It's always been a goal for my husband and I to get in a position suitable for me to stay at home. Last year with the news of our little bun-in-the-oven, really set the timeline for me to make the commitment. I truly loved my work, my projects, and of course my co-workers but my family came first.
I've always worked. I babysat kids in my early teenage years but my first real job was at the local YMCA. Again, I love the smell of chlorine so I was in the right place for me. I, then, eventually became a lifeguard and a swim instructor that I worked as until I graduated college with my BS. So, working for me has been a way of life for more than half of my existence, changing would not be an easy thing.

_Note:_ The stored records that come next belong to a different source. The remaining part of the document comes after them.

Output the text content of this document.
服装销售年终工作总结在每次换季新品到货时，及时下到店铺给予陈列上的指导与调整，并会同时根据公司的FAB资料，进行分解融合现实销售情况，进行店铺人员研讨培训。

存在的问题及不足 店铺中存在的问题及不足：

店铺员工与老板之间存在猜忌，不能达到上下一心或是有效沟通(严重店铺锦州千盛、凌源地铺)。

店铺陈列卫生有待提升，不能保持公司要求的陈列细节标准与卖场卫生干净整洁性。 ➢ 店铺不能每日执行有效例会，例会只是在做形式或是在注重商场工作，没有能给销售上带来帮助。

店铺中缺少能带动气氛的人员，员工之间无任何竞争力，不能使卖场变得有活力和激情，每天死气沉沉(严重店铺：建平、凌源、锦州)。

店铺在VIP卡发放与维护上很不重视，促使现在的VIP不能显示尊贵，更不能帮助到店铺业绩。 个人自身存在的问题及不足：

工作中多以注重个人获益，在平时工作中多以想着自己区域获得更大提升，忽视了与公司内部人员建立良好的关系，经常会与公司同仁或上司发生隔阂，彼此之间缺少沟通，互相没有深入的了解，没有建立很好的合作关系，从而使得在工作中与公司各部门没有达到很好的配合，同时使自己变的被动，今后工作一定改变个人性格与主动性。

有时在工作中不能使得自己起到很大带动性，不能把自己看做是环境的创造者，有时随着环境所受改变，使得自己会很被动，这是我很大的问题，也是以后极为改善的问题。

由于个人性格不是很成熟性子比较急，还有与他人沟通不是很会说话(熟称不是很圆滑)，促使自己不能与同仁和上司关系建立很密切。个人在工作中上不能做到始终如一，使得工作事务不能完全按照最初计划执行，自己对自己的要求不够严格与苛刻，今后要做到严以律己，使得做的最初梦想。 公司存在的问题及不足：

A year ago, we were developing the next generation of a therapeutic HIV vaccine and which was heavily involved. I couldn't imagine myself not there but I also couldn't imagine myself not at home either. The struggle was the same one when I was determined to go into cardiology (blog: Flashback part 1). I thought of different scenarios to try to make both work and my family happy. One would be staying in the city working and hiring a Nannie. However, I know what my kids need and there's only three people I trust to take care of my children outside of my husband and I. So that option was out. Another option was to be part-time or even a contractor just a few days a week but too many people were doing that already so I wasn't too confident I could do that too.

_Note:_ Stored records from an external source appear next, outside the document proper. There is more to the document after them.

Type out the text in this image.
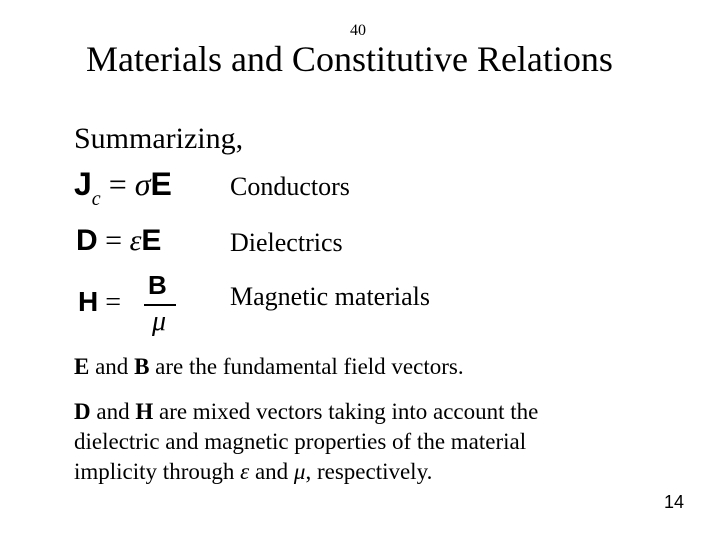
40
Materials and Constitutive Relations
Summarizing,
$J_c = \sigma E$ Conductors
D = εE	Dielectrics
H =
B
μ
Magnetic materials
E and B are the fundamental field vectors.
D and H are mixed vectors taking into account the
dielectric and magnetic properties of the material
implicity through ε and μ, respectively.
14
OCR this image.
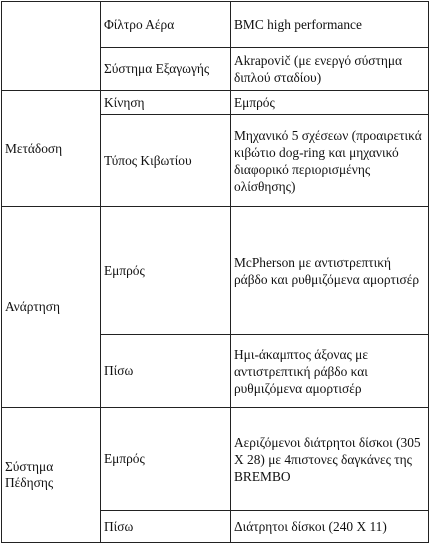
	Φίλτρο Αέρα	BMC high performance
	Σύστημα Εξαγωγής	Akrapovič (με ενεργό σύστημα διπλού σταδίου)
Μετάδοση	Κίνηση	Εμπρός
	Τύπος Κιβωτίου	Μηχανικό 5 σχέσεων (προαιρετικά κιβώτιο dog-ring και μηχανικό διαφορικό περιορισμένης ολίσθησης)
Ανάρτηση	Εμπρός	McPherson με αντιστρεπτική ράβδο και ρυθμιζόμενα αμορτισέρ
	Πίσω	Ημι-άκαμπτος άξονας με αντιστρεπτική ράβδο και ρυθμιζόμενα αμορτισέρ
Σύστημα Πέδησης	Εμπρός	Αεριζόμενοι διάτρητοι δίσκοι (305 X 28) με 4πιστονες δαγκάνες της BREMBO
	Πίσω	Διάτρητοι δίσκοι (240 X 11)
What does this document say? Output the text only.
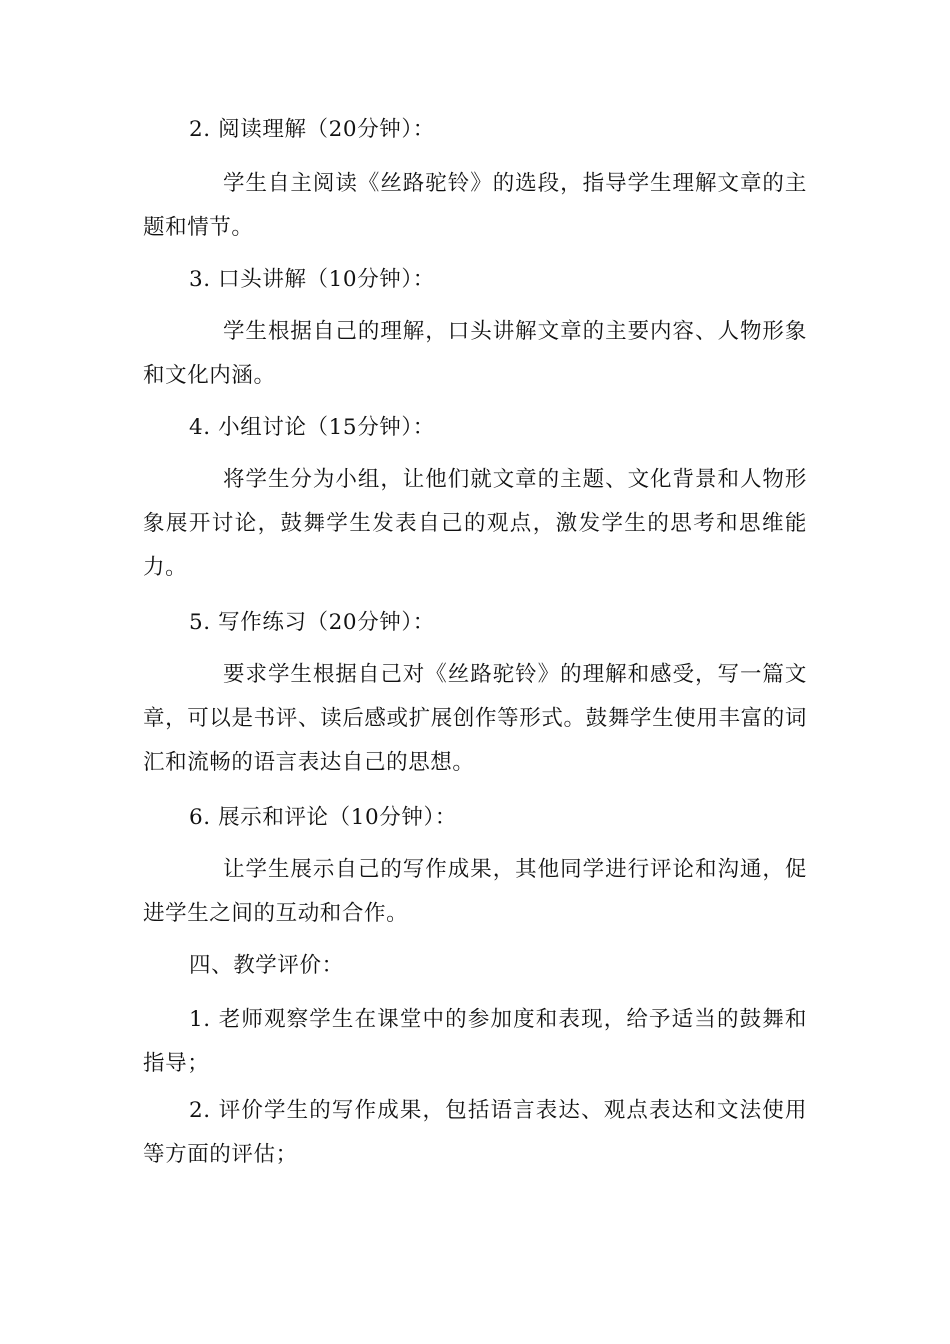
2. 阅读理解（20分钟）：
学生自主阅读《丝路驼铃》的选段，指导学生理解文章的主题和情节。
3. 口头讲解（10分钟）：
学生根据自己的理解，口头讲解文章的主要内容、人物形象和文化内涵。
4. 小组讨论（15分钟）：
将学生分为小组，让他们就文章的主题、文化背景和人物形象展开讨论，鼓舞学生发表自己的观点，激发学生的思考和思维能力。
5. 写作练习（20分钟）：
要求学生根据自己对《丝路驼铃》的理解和感受，写一篇文章，可以是书评、读后感或扩展创作等形式。鼓舞学生使用丰富的词汇和流畅的语言表达自己的思想。
6. 展示和评论（10分钟）：
让学生展示自己的写作成果，其他同学进行评论和沟通，促进学生之间的互动和合作。
四、教学评价：
1. 老师观察学生在课堂中的参加度和表现，给予适当的鼓舞和指导；
2. 评价学生的写作成果，包括语言表达、观点表达和文法使用等方面的评估；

Time was getting closer for me to return as my maternity leave was coming to an end. I had to make up my mind. My husband and I decided it would be best to just part ways. You must know that I loved that job! I grew so much there. I was encouraged to explore and to understand what I was doing. The smallest detail would constantly ring through my mind like, "is the pH causing the cells to not produce this or that?", "could I have incubated longer?", "at what point will the genes up regulate production of X?", or "what would happen if I threw everything in the culture plate together? Would it make biological sense?". All my energy was in my work but not as much as at home. I thought to myself, "Where would my family be if I put all my energy there?"

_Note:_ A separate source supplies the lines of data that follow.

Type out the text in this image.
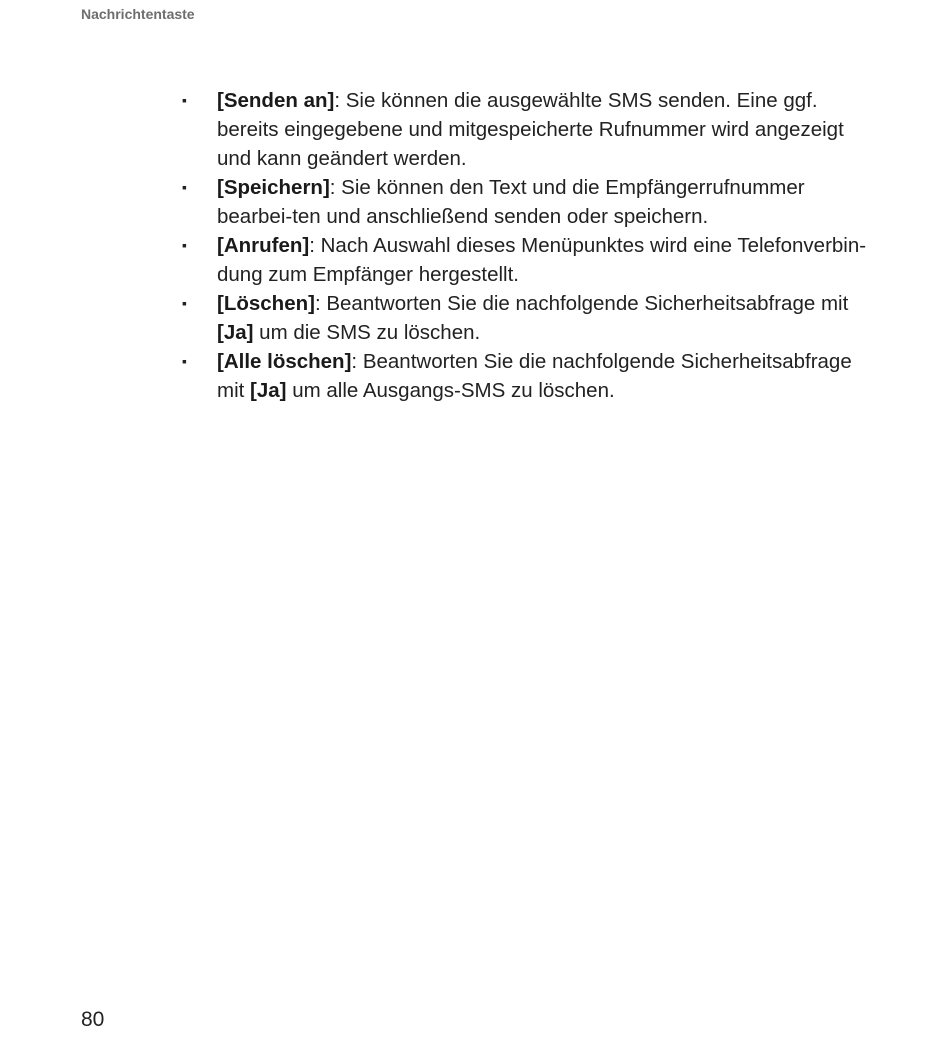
Nachrichtentaste
▪ [Senden an]: Sie können die ausgewählte SMS senden. Eine ggf. bereits eingegebene und mitgespeicherte Rufnummer wird angezeigt und kann geändert werden.
▪ [Speichern]: Sie können den Text und die Empfängerrufnummer bearbei-ten und anschließend senden oder speichern.
▪ [Anrufen]: Nach Auswahl dieses Menüpunktes wird eine Telefonverbin-dung zum Empfänger hergestellt.
▪ [Löschen]: Beantworten Sie die nachfolgende Sicherheitsabfrage mit [Ja] um die SMS zu löschen.
▪ [Alle löschen]: Beantworten Sie die nachfolgende Sicherheitsabfrage mit [Ja] um alle Ausgangs-SMS zu löschen.
80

We really thought that this decision would really be hard for me to make and we were right. However, it was temporary during my two weeks notice that I worked out. I would cry to and from work, an hour to an hour and a half each way, remembering all the good times and all the bad times too. So my crying was fueled by sadness, by anger, you name it! I was a mess! I really thought this job defined me. It really didn't. Remembering back when I wanted to be a cardiologist and I immersed myself in all aspect of heart disease I really could do it but I wanted a family, to be with them, and watch them grow. I completely stopped with no hesitation. Same in this situation. I landed a job, learned the science of it, became good at what I did then had a family... It was time to focus on them.
The best thing I learned about myself is it's not one particular subject that defines me but rather the questions I asked. If I found something broken then I would try to fix it. Having all the tools around me and people who are considered experts in their field really helped me along the way. Then I must ask you, "Are you defined by your job or your thought process?". I know my little brother has the same thought process as I do. That man can take a part a car and put it back together without a manual because he understands cars and what they need to function as a car.
So I must end here and go get car tags for my husbands car.
Until tomorrow, kindest blogging wishes!